Giving Life to a Park / Regina Coyula

La Rampa in Havana

We are receiving with curiosity and joy teaspoons of internet from wi-fi points in different cities of the country; here in Havana, the most widespread of these points is located on La Rampa, the heart of the city.

Beyond the adrenaline that many feel on connecting with the world for the first time, and those who come to these zones as if they were true digital natives, all that happens on La Rampa, with a wireless signal from the Malecon to the corner of the Coppelia ice cream stand at 23rd and L, does not have the conditions for comfortable navigation.

It has become part of the landscape to see every kind of person (most of them young), sitting on some stairs, leaning against a doorway, avoiding the sun under a scrawny tree, or defiantely challenging the sun and defying the cars, positioned on the curb with their feet in the street and absorbed in their mobile device.

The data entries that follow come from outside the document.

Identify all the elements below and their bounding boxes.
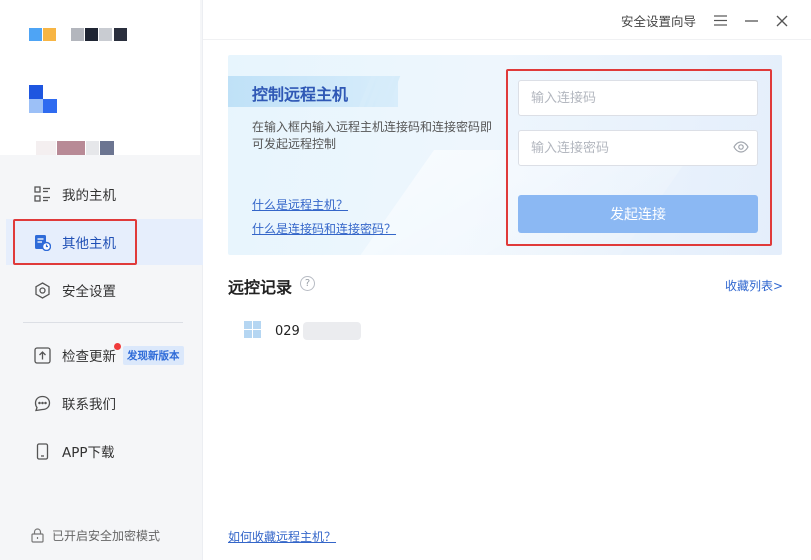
encryption-status: 已开启安全加密模式	[31, 527, 160, 544]
remote-host-icon	[33, 233, 51, 251]
sidebar-item-other-hosts[interactable]: 其他主机	[6, 219, 203, 265]
sidebar-item-label: 联系我们	[62, 397, 116, 413]
ribbon-stripes	[358, 76, 401, 107]
sidebar-item-security[interactable]: 安全设置	[6, 267, 203, 313]
title-bar: 安全设置向导	[203, 0, 811, 40]
record-host-id: 029	[275, 323, 300, 339]
menu-icon[interactable]	[713, 13, 727, 29]
what-is-remote-host-link[interactable]: 什么是远程主机？	[252, 196, 348, 213]
notification-dot	[114, 343, 121, 350]
connect-button[interactable]: 发起连接	[518, 195, 758, 233]
windows-icon	[244, 320, 261, 342]
redacted-text	[302, 322, 361, 340]
panel-title: 控制远程主机	[252, 85, 349, 104]
host-list-icon	[33, 185, 51, 203]
records-title: 远控记录	[228, 278, 293, 297]
security-guide-link[interactable]: 安全设置向导	[621, 11, 696, 30]
sidebar-item-label: APP下载	[62, 445, 115, 461]
how-to-favorite-link[interactable]: 如何收藏远程主机？	[228, 528, 336, 545]
minimize-icon[interactable]	[744, 13, 758, 29]
sidebar: 我的主机 其他主机 安全设置 检查更新 发现新版本 联系我们 APP下载 已开启…	[0, 0, 203, 560]
sidebar-item-label: 安全设置	[62, 284, 116, 300]
phone-icon	[33, 442, 51, 460]
encryption-status-label: 已开启安全加密模式	[52, 529, 161, 543]
what-is-code-password-link[interactable]: 什么是连接码和连接密码？	[252, 220, 396, 237]
upload-icon	[33, 346, 51, 364]
sidebar-item-check-update[interactable]: 检查更新 发现新版本	[6, 332, 203, 378]
sidebar-item-contact[interactable]: 联系我们	[6, 380, 203, 426]
shield-hex-icon	[33, 281, 51, 299]
brand-logo-area	[0, 0, 200, 155]
record-item[interactable]: 029	[244, 320, 361, 342]
connection-code-input[interactable]	[518, 80, 758, 116]
sidebar-divider	[23, 322, 183, 323]
new-version-badge[interactable]: 发现新版本	[123, 345, 184, 365]
eye-icon[interactable]	[733, 141, 749, 157]
sidebar-item-label: 检查更新	[62, 349, 116, 365]
close-icon[interactable]	[775, 13, 789, 29]
favorites-list-link[interactable]: 收藏列表>	[725, 277, 783, 294]
sidebar-item-label: 其他主机	[62, 236, 116, 252]
lock-icon	[31, 528, 44, 543]
help-icon[interactable]: ?	[300, 276, 315, 291]
sidebar-item-label: 我的主机	[62, 188, 116, 204]
sidebar-item-my-hosts[interactable]: 我的主机	[6, 171, 203, 217]
sidebar-item-app-download[interactable]: APP下载	[6, 428, 203, 474]
chat-icon	[33, 394, 51, 412]
panel-description: 在输入框内输入远程主机连接码和连接密码即可发起远程控制	[252, 120, 493, 151]
connection-password-input[interactable]	[518, 130, 758, 166]
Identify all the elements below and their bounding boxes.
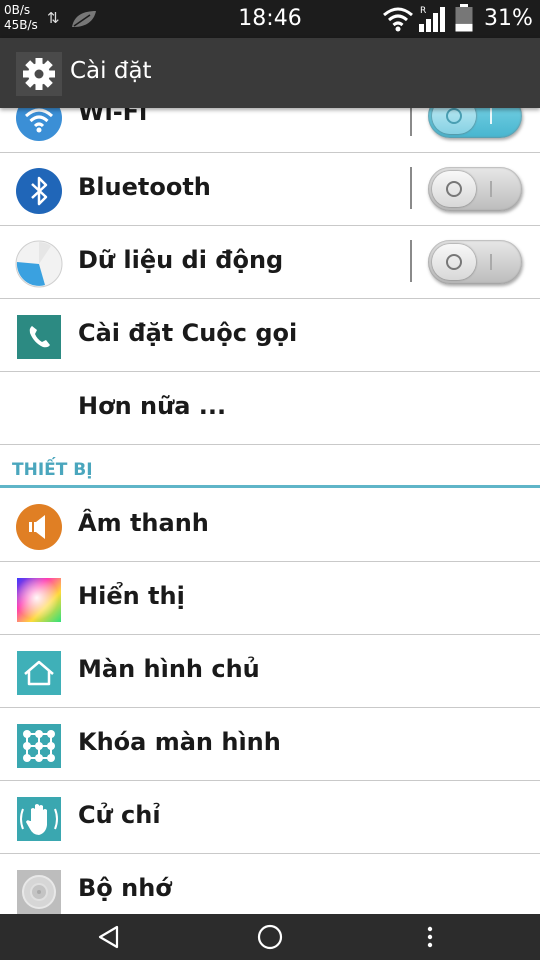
display-icon xyxy=(15,576,63,624)
settings-item-label: Hiển thị xyxy=(78,582,185,610)
divider xyxy=(410,240,412,282)
settings-item-gestures[interactable]: Cử chỉ xyxy=(0,781,540,854)
settings-item-lock-screen[interactable]: Khóa màn hình xyxy=(0,708,540,781)
section-title: THIẾT BỊ xyxy=(12,460,93,480)
phone-icon xyxy=(15,313,63,361)
settings-item-label: Wi-Fi xyxy=(78,108,148,126)
settings-item-more[interactable]: Hơn nữa ... xyxy=(0,372,540,445)
divider xyxy=(410,167,412,209)
settings-item-home-screen[interactable]: Màn hình chủ xyxy=(0,635,540,708)
settings-item-wifi[interactable]: Wi-Fi xyxy=(0,108,540,153)
roaming-indicator: R xyxy=(420,6,426,16)
settings-item-label: Dữ liệu di động xyxy=(78,246,284,274)
section-header-device: THIẾT BỊ xyxy=(0,446,540,488)
settings-item-label: Hơn nữa ... xyxy=(78,392,227,420)
settings-item-call-settings[interactable]: Cài đặt Cuộc gọi xyxy=(0,299,540,372)
settings-item-display[interactable]: Hiển thị xyxy=(0,562,540,635)
navigation-bar xyxy=(0,914,540,960)
wifi-icon xyxy=(15,108,63,142)
home-screen-icon xyxy=(15,649,63,697)
settings-item-storage[interactable]: Bộ nhớ xyxy=(0,854,540,914)
wifi-signal-icon xyxy=(382,6,414,36)
gear-icon[interactable] xyxy=(16,52,62,96)
page-title: Cài đặt xyxy=(70,58,152,84)
divider xyxy=(410,108,412,136)
speaker-icon xyxy=(15,503,63,551)
battery-percent: 31% xyxy=(484,6,533,31)
settings-item-label: Bộ nhớ xyxy=(78,874,172,902)
cell-signal-icon: R xyxy=(418,4,450,38)
action-bar: Cài đặt xyxy=(0,38,540,108)
settings-item-label: Màn hình chủ xyxy=(78,655,260,683)
back-icon[interactable] xyxy=(96,924,122,954)
bluetooth-toggle[interactable] xyxy=(428,167,522,211)
settings-item-label: Bluetooth xyxy=(78,173,211,201)
settings-item-label: Khóa màn hình xyxy=(78,728,281,756)
settings-item-label: Cài đặt Cuộc gọi xyxy=(78,319,298,347)
settings-list[interactable]: Wi-Fi Bluetooth Dữ liệu di động Cài đặt … xyxy=(0,108,540,914)
storage-icon xyxy=(15,868,63,914)
status-bar: 0B/s 45B/s ⇅ 18:46 R 31% xyxy=(0,0,540,38)
lock-pattern-icon xyxy=(15,722,63,770)
bluetooth-icon xyxy=(15,167,63,215)
settings-item-label: Âm thanh xyxy=(78,509,209,537)
mobile-data-icon xyxy=(15,240,63,288)
section-divider xyxy=(0,485,540,488)
mobile-data-toggle[interactable] xyxy=(428,240,522,284)
menu-icon[interactable] xyxy=(424,924,436,954)
gesture-icon xyxy=(15,795,63,843)
settings-item-label: Cử chỉ xyxy=(78,801,161,829)
wifi-toggle[interactable] xyxy=(428,108,522,138)
home-icon[interactable] xyxy=(256,924,284,956)
settings-item-sound[interactable]: Âm thanh xyxy=(0,489,540,562)
settings-item-mobile-data[interactable]: Dữ liệu di động xyxy=(0,226,540,299)
settings-item-bluetooth[interactable]: Bluetooth xyxy=(0,153,540,226)
battery-icon xyxy=(455,4,473,32)
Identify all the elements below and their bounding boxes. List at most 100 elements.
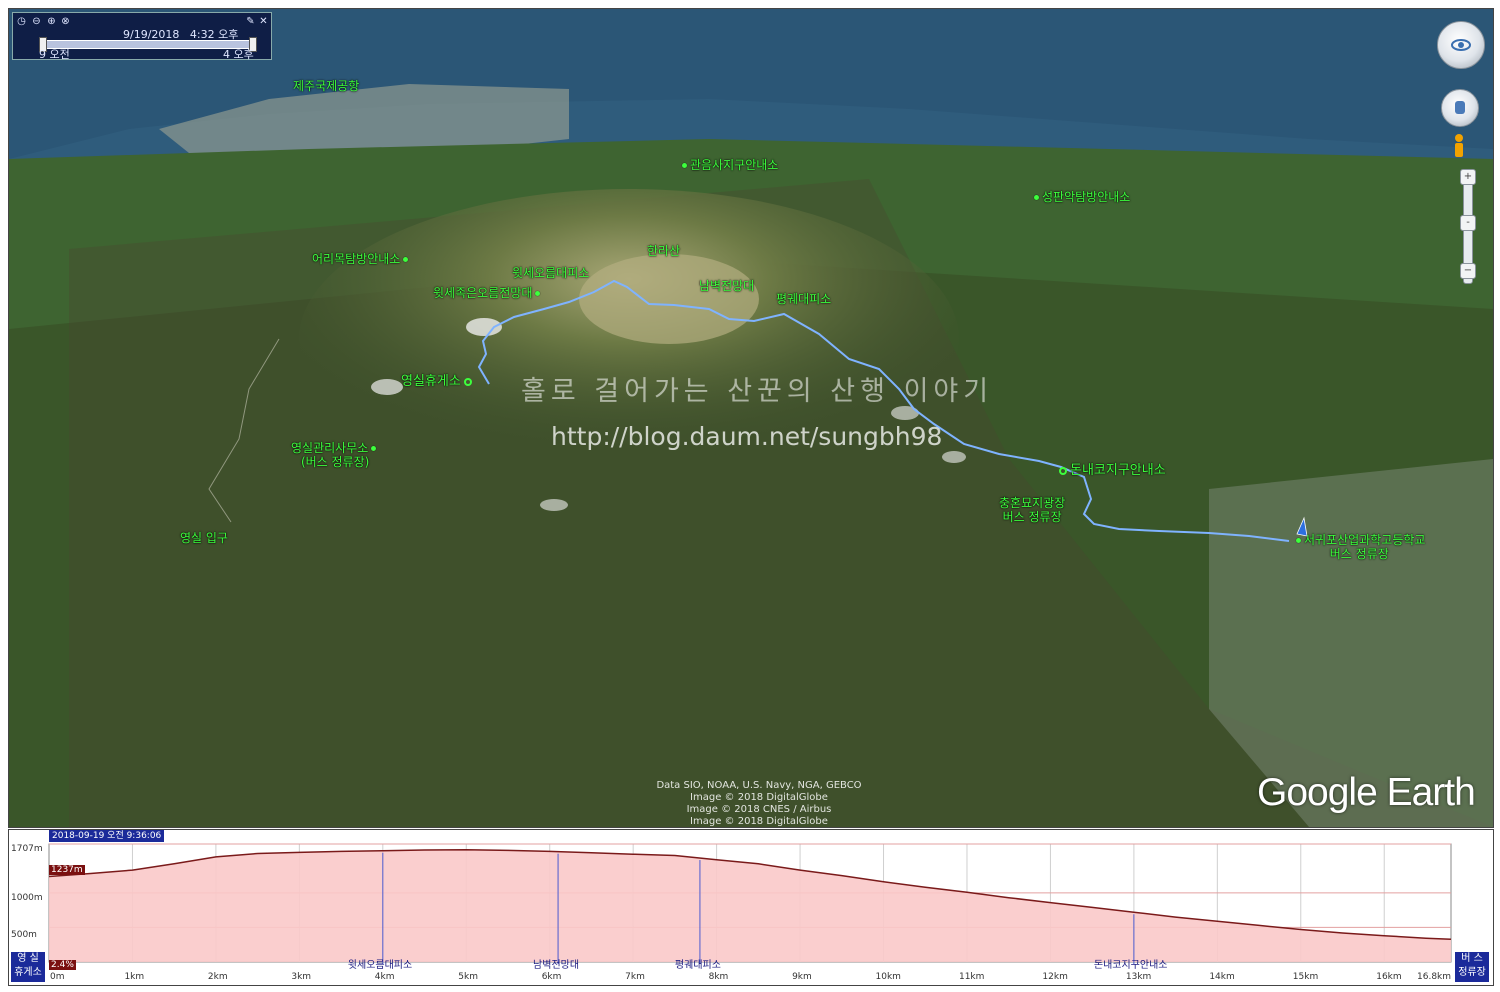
box-line: 영 실 [17, 953, 39, 964]
placemark-icon [371, 446, 377, 451]
x-tick-label: 6km [541, 972, 562, 982]
time-start-label: 9 오전 [39, 48, 70, 61]
box-line: 버 스 [1461, 953, 1483, 964]
label-text: 윗세오름대피소 [512, 266, 590, 280]
zoom-in-button[interactable]: + [1460, 169, 1476, 185]
time-end-label: 4 오후 [223, 48, 254, 61]
x-tick-label: 16.8km [1417, 972, 1452, 982]
wrench-icon[interactable]: ✎ [245, 16, 256, 27]
x-tick-label: 4km [374, 972, 395, 982]
label-jeju-airport[interactable]: 제주국제공항 [293, 79, 359, 93]
settings-icon[interactable]: ⊗ [60, 16, 71, 27]
x-tick-label: 9km [792, 972, 812, 982]
placemark-ring-icon [1059, 466, 1067, 475]
label-text: 어리목탐방안내소 [312, 252, 401, 266]
x-tick-label: 13km [1125, 972, 1152, 982]
label-gwaneumsa[interactable]: 관음사지구안내소 [679, 158, 778, 172]
label-text: 남벽전망대 [699, 279, 755, 293]
look-joystick[interactable] [1437, 21, 1485, 69]
zoom-slider-handle[interactable]: - [1460, 215, 1476, 231]
label-yeongsil-entrance[interactable]: 영실 입구 [180, 531, 228, 545]
start-point-box: 영 실휴게소 [11, 952, 45, 982]
time-slider-panel: ◷ ⊖ ⊕ ⊗ ✎ ✕ 9/19/2018 4:32 오후 9 오전 4 오후 [12, 12, 272, 61]
label-yeongsil-rest[interactable]: 영실휴게소 [401, 375, 475, 389]
x-tick-label: 3km [291, 972, 312, 982]
label-text: 제주국제공항 [293, 79, 360, 93]
close-icon[interactable]: ✕ [258, 16, 269, 27]
watermark-title: 홀로 걸어가는 산꾼의 산행 이야기 [521, 376, 994, 407]
label-witse-small[interactable]: 윗세족은오름전망대 [433, 286, 543, 300]
label-pyeonggwe[interactable]: 평궤대피소 [776, 292, 831, 306]
x-tick-label: 1km [124, 972, 145, 982]
box-line: 휴게소 [14, 967, 42, 978]
waypoint-label: 평궤대피소 [674, 960, 721, 971]
label-chunghon[interactable]: 충혼묘지광장 버스 정류장 [999, 496, 1065, 524]
clock-icon[interactable]: ◷ [16, 16, 27, 27]
zoom-out-icon[interactable]: ⊖ [31, 16, 42, 27]
label-text: 영실 입구 [180, 531, 228, 545]
y-label: 1707m [11, 844, 43, 854]
label-eorimok[interactable]: 어리목탐방안내소 [312, 252, 411, 266]
credit-line: Image © 2018 CNES / Airbus [686, 804, 832, 815]
label-text: 영실휴게소 [401, 374, 461, 389]
x-tick-label: 0m [50, 972, 65, 982]
placemark-icon [1296, 538, 1301, 543]
grade-badge: 2.4% [49, 960, 76, 970]
label-witse-shelter[interactable]: 윗세오름대피소 [512, 266, 589, 280]
placemark-ring-icon [463, 377, 472, 386]
credit-line: Image © 2018 DigitalGlobe [690, 816, 828, 827]
label-hallasan[interactable]: 한라산 [647, 244, 680, 258]
x-tick-label: 15km [1292, 972, 1319, 982]
waypoint-label: 남벽전망대 [533, 960, 580, 971]
end-point-box: 버 스정류장 [1455, 952, 1489, 982]
elevation-chart[interactable] [9, 830, 1493, 985]
map-view[interactable]: 제주국제공항 관음사지구안내소 성판악탐방안내소 어리목탐방안내소 한라산 윗세… [8, 8, 1494, 828]
start-elevation-badge: 1237m [49, 865, 85, 875]
waypoint-label: 돈내코지구안내소 [1093, 960, 1168, 971]
x-tick-label: 5km [458, 972, 478, 982]
x-tick-label: 16km [1376, 972, 1402, 982]
x-tick-label: 7km [625, 972, 645, 982]
placemark-icon [535, 291, 541, 296]
x-tick-label: 14km [1209, 972, 1235, 982]
label-text: 서귀포산업과학고등학교 [1304, 533, 1426, 547]
label-nambyeok[interactable]: 남벽전망대 [699, 279, 754, 293]
zoom-out-button[interactable]: − [1460, 263, 1476, 279]
imagery-credits: Data SIO, NOAA, U.S. Navy, NGA, GEBCO Im… [639, 780, 879, 827]
label-text: 윗세족은오름전망대 [433, 286, 533, 300]
box-line: 정류장 [1458, 967, 1486, 978]
credit-line: Image © 2018 DigitalGlobe [690, 792, 828, 803]
x-tick-label: 11km [958, 972, 985, 982]
street-view-pegman-icon[interactable] [1453, 133, 1465, 163]
google-earth-window: 제주국제공항 관음사지구안내소 성판악탐방안내소 어리목탐방안내소 한라산 윗세… [0, 0, 1500, 992]
move-joystick[interactable] [1441, 89, 1479, 127]
label-text: (버스 정류장) [300, 455, 370, 469]
label-yeongsil-office[interactable]: 영실관리사무소 (버스 정류장) [291, 441, 379, 469]
label-text: 돈내코지구안내소 [1070, 463, 1166, 478]
zoom-in-icon[interactable]: ⊕ [46, 16, 57, 27]
label-text: 영실관리사무소 [291, 441, 369, 455]
y-label: 1000m [11, 893, 43, 903]
x-tick-label: 10km [875, 972, 901, 982]
credit-line: Data SIO, NOAA, U.S. Navy, NGA, GEBCO [656, 780, 862, 791]
label-text: 버스 정류장 [1002, 510, 1062, 524]
placemark-icon [403, 257, 409, 262]
x-tick-label: 2km [207, 972, 228, 982]
label-seongpanak[interactable]: 성판악탐방안내소 [1031, 190, 1130, 204]
watermark-url: http://blog.daum.net/sungbh98 [551, 422, 943, 451]
eye-icon [1451, 39, 1471, 51]
label-text: 한라산 [647, 244, 681, 258]
waypoint-label: 윗세오름대피소 [347, 960, 413, 971]
placemark-icon [682, 163, 687, 168]
elevation-timestamp: 2018-09-19 오전 9:36:06 [49, 830, 165, 842]
label-text: 충혼묘지광장 [999, 496, 1066, 510]
label-text: 관음사지구안내소 [690, 158, 779, 172]
x-tick-label: 12km [1042, 972, 1068, 982]
label-text: 성판악탐방안내소 [1042, 190, 1131, 204]
label-text: 평궤대피소 [776, 292, 832, 306]
terrain-layer [9, 9, 1493, 827]
google-earth-logo: Google Earth [1257, 771, 1476, 814]
label-seogwipo[interactable]: 서귀포산업과학고등학교 버스 정류장 [1293, 533, 1425, 561]
y-label: 500m [11, 930, 37, 940]
label-donnaeko[interactable]: 돈내코지구안내소 [1056, 464, 1166, 478]
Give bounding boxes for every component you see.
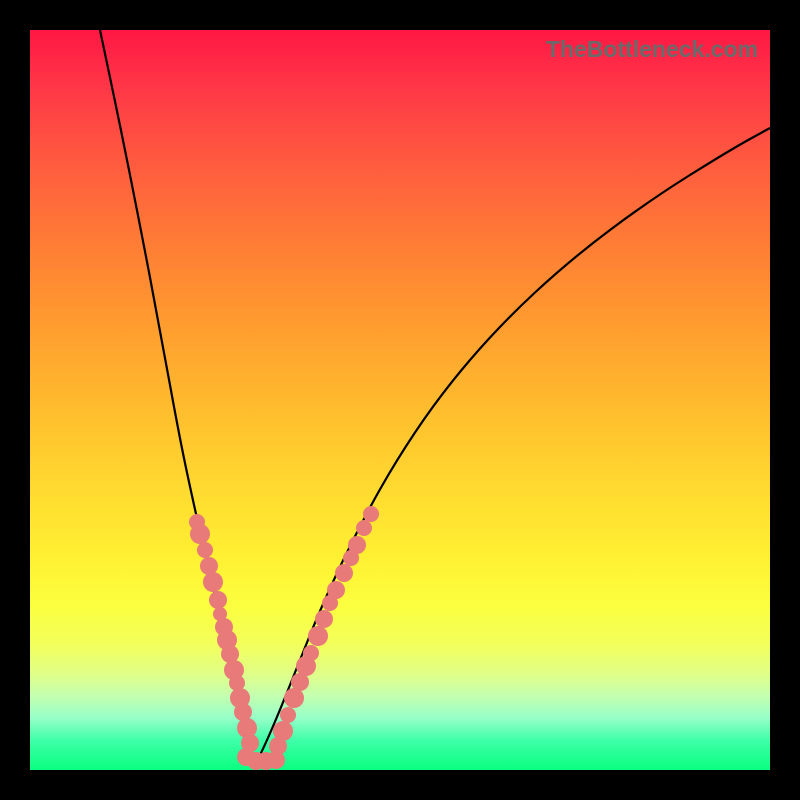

It is a rare sight to see that technological overcrowding in the shadows, which in now way embellishes the landscape.

1441386198_100_4684-1The idea occurs to me of giving them the use of the park built on the corner occupied by the Alaska Building at 23rd and M, demolished for security reasons, but not so much the security of its residents as that of Fidel, from when he went almost daily to the ICRT studios for those interminable Roundtable shows that nobody misses.

This park, unlike the one located at Galiano and San Rafael where another important connection point operates, knows neither the scampering of children nor furtive kisses, now that no one will plot an attack from its heights, it should be offered to the internauts as a comfortable and secure zone, this vindicating its condition, giving it life and meaning.